Americans are shocked because they expected Saudi Arabia to be more attuned to US imperatives. Saudis are taken aback because they don’t see why anyone is surprised or any of this is a big deal.

It’s not just incompatible perceptions at work. There’s an underlying deficit of trust. The US wants and expects Saudi cooperation, above all on energy pricing. Saudi Arabia wants and expects US security support, but feels its protector is shifting its attention to Europe and especially China.

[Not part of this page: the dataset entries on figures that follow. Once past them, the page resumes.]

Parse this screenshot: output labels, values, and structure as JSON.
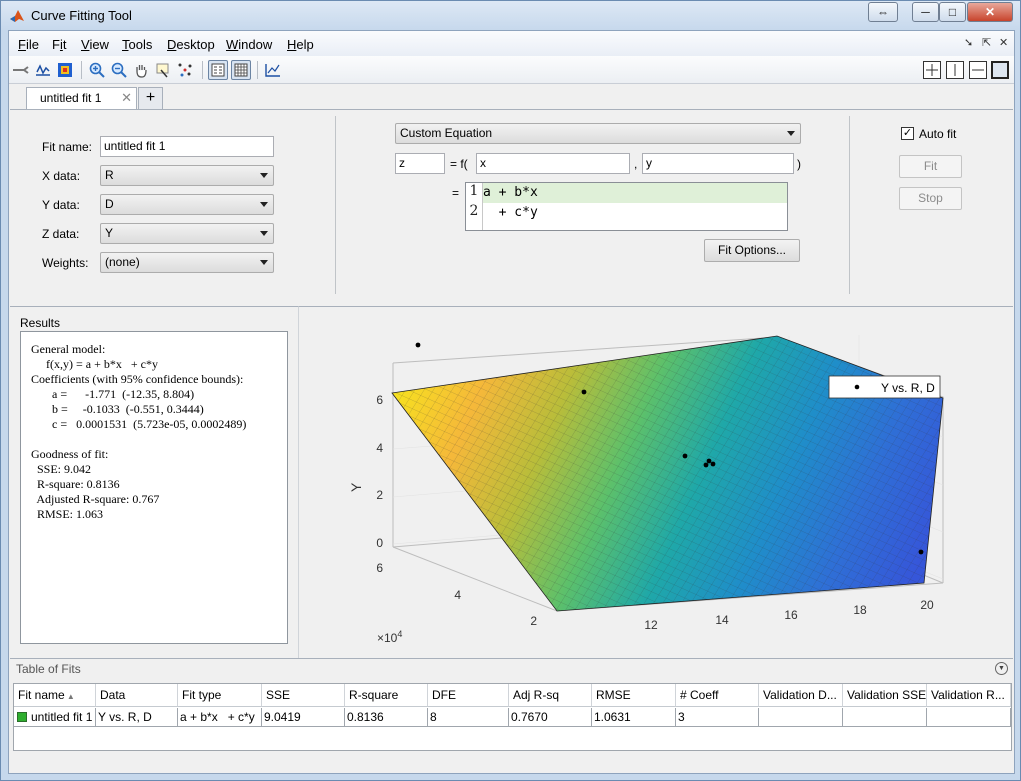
{
  "window": {
    "title": "Curve Fitting Tool"
  },
  "menu": [
    {
      "pre": "",
      "u": "F",
      "post": "ile"
    },
    {
      "pre": "F",
      "u": "i",
      "post": "t"
    },
    {
      "pre": "",
      "u": "V",
      "post": "iew"
    },
    {
      "pre": "",
      "u": "T",
      "post": "ools"
    },
    {
      "pre": "",
      "u": "D",
      "post": "esktop"
    },
    {
      "pre": "",
      "u": "W",
      "post": "indow"
    },
    {
      "pre": "",
      "u": "H",
      "post": "elp"
    }
  ],
  "tabs": [
    {
      "label": "untitled fit 1"
    }
  ],
  "fit": {
    "name_label": "Fit name:",
    "name_value": "untitled fit 1",
    "x_label": "X data:",
    "x_value": "R",
    "y_label": "Y data:",
    "y_value": "D",
    "z_label": "Z data:",
    "z_value": "Y",
    "weights_label": "Weights:",
    "weights_value": "(none)",
    "fit_type": "Custom Equation",
    "dep_var": "z",
    "eq_sign": "= f(",
    "indep_x": "x",
    "comma": ",",
    "indep_y": "y",
    "close_paren": ")",
    "eq_prefix": "=",
    "equation_lines": [
      {
        "num": "1",
        "text": "a + b*x"
      },
      {
        "num": "2",
        "text": "  + c*y"
      }
    ],
    "fit_options_label": "Fit Options...",
    "auto_fit_label": "Auto fit",
    "auto_fit_checked": true,
    "fit_button": "Fit",
    "stop_button": "Stop"
  },
  "results": {
    "title": "Results",
    "lines": [
      "General model:",
      "     f(x,y) = a + b*x   + c*y",
      "Coefficients (with 95% confidence bounds):",
      "       a =      -1.771  (-12.35, 8.804)",
      "       b =     -0.1033  (-0.551, 0.3444)",
      "       c =   0.0001531  (5.723e-05, 0.0002489)",
      "",
      "Goodness of fit:",
      "  SSE: 9.042",
      "  R-square: 0.8136",
      "  Adjusted R-square: 0.767",
      "  RMSE: 1.063"
    ]
  },
  "plot": {
    "legend": "Y vs. R, D",
    "z_label": "Y",
    "z_ticks": [
      "0",
      "2",
      "4",
      "6"
    ],
    "y_label": "D",
    "y_ticks": [
      "2",
      "4",
      "6"
    ],
    "y_exponent_base": "×10",
    "y_exponent_power": "4",
    "x_label": "R",
    "x_ticks": [
      "12",
      "14",
      "16",
      "18",
      "20"
    ],
    "surface_colors": [
      "#f6e11f",
      "#f5b83a",
      "#b9bd3a",
      "#5cc06b",
      "#1fa8a8",
      "#1f8ec9",
      "#2f6fd6",
      "#3656d9"
    ]
  },
  "table_of_fits": {
    "title": "Table of Fits",
    "columns": [
      "Fit name",
      "Data",
      "Fit type",
      "SSE",
      "R-square",
      "DFE",
      "Adj R-sq",
      "RMSE",
      "# Coeff",
      "Validation D...",
      "Validation SSE",
      "Validation R..."
    ],
    "rows": [
      [
        "untitled fit 1",
        "Y vs. R, D",
        "a + b*x   + c*y",
        "9.0419",
        "0.8136",
        "8",
        "0.7670",
        "1.0631",
        "3",
        "",
        "",
        ""
      ]
    ],
    "status_color": "#2fae2f"
  }
}
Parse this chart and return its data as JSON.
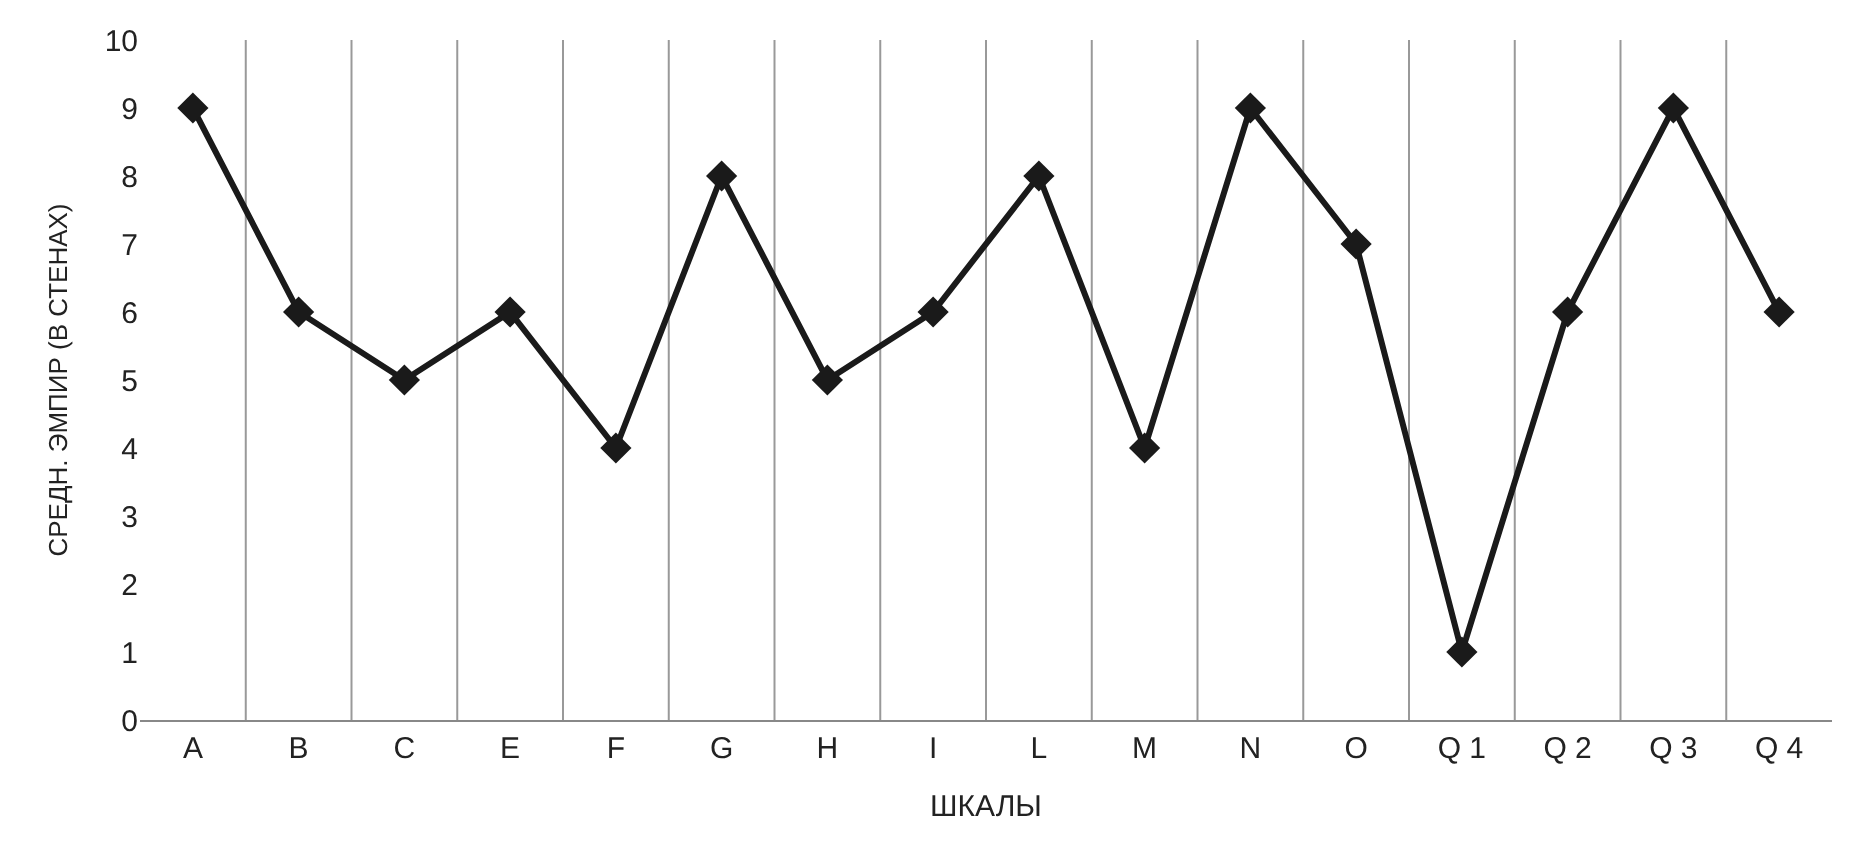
{
  "chart_data": {
    "type": "line",
    "xlabel": "ШКАЛЫ",
    "ylabel": "СРЕДН. ЭМПИР (В СТЕНАХ)",
    "categories": [
      "A",
      "B",
      "C",
      "E",
      "F",
      "G",
      "H",
      "I",
      "L",
      "M",
      "N",
      "O",
      "Q 1",
      "Q 2",
      "Q 3",
      "Q 4"
    ],
    "series": [
      {
        "color": "#1a1a1a",
        "values": [
          9,
          6,
          5,
          6,
          4,
          8,
          5,
          6,
          8,
          4,
          9,
          7,
          1,
          6,
          9,
          6
        ]
      }
    ],
    "ylim": [
      0,
      10
    ],
    "yticks": [
      0,
      1,
      2,
      3,
      4,
      5,
      6,
      7,
      8,
      9,
      10
    ],
    "grid": "x",
    "marker": "diamond",
    "line_style": "solid"
  }
}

But the countries do still need each other. Only the US can provide Saudi Arabia the security it requires. And the Saudis are the only plausible regional partner for the still-strategically crucial US dominance in the waterways of the Persian Gulf, which constitutes one of Washington’s most potent forms of leverage over rivals like China.

After tempers cool, the US needs to formulate a new security commitment to Gulf Arab states, including Saudi Arabia. This would effectively update the 1979 Carter doctrine — a pledge to rebuff any nation that attempts to dominate the Gulf by force — and respond to contemporary threats like the 2019 missile attacks. And that agreement, of course, would be contingent on the Gulf Arabs renewing their commitment to US interests and Washington’s global as well as regional strategies.

Without such a new commitment, this long-lasting alliance is likely to deteriorate into a transactional relationship that is much less useful to both sides.

The next OPEC+ meeting, on Dec. 4, gives the Saudis an important opportunity to adjust the pricing decision. It’s essential they do that in coordination with Washington, as a first step toward repairing a partnership that has lasted so long because it offers so much.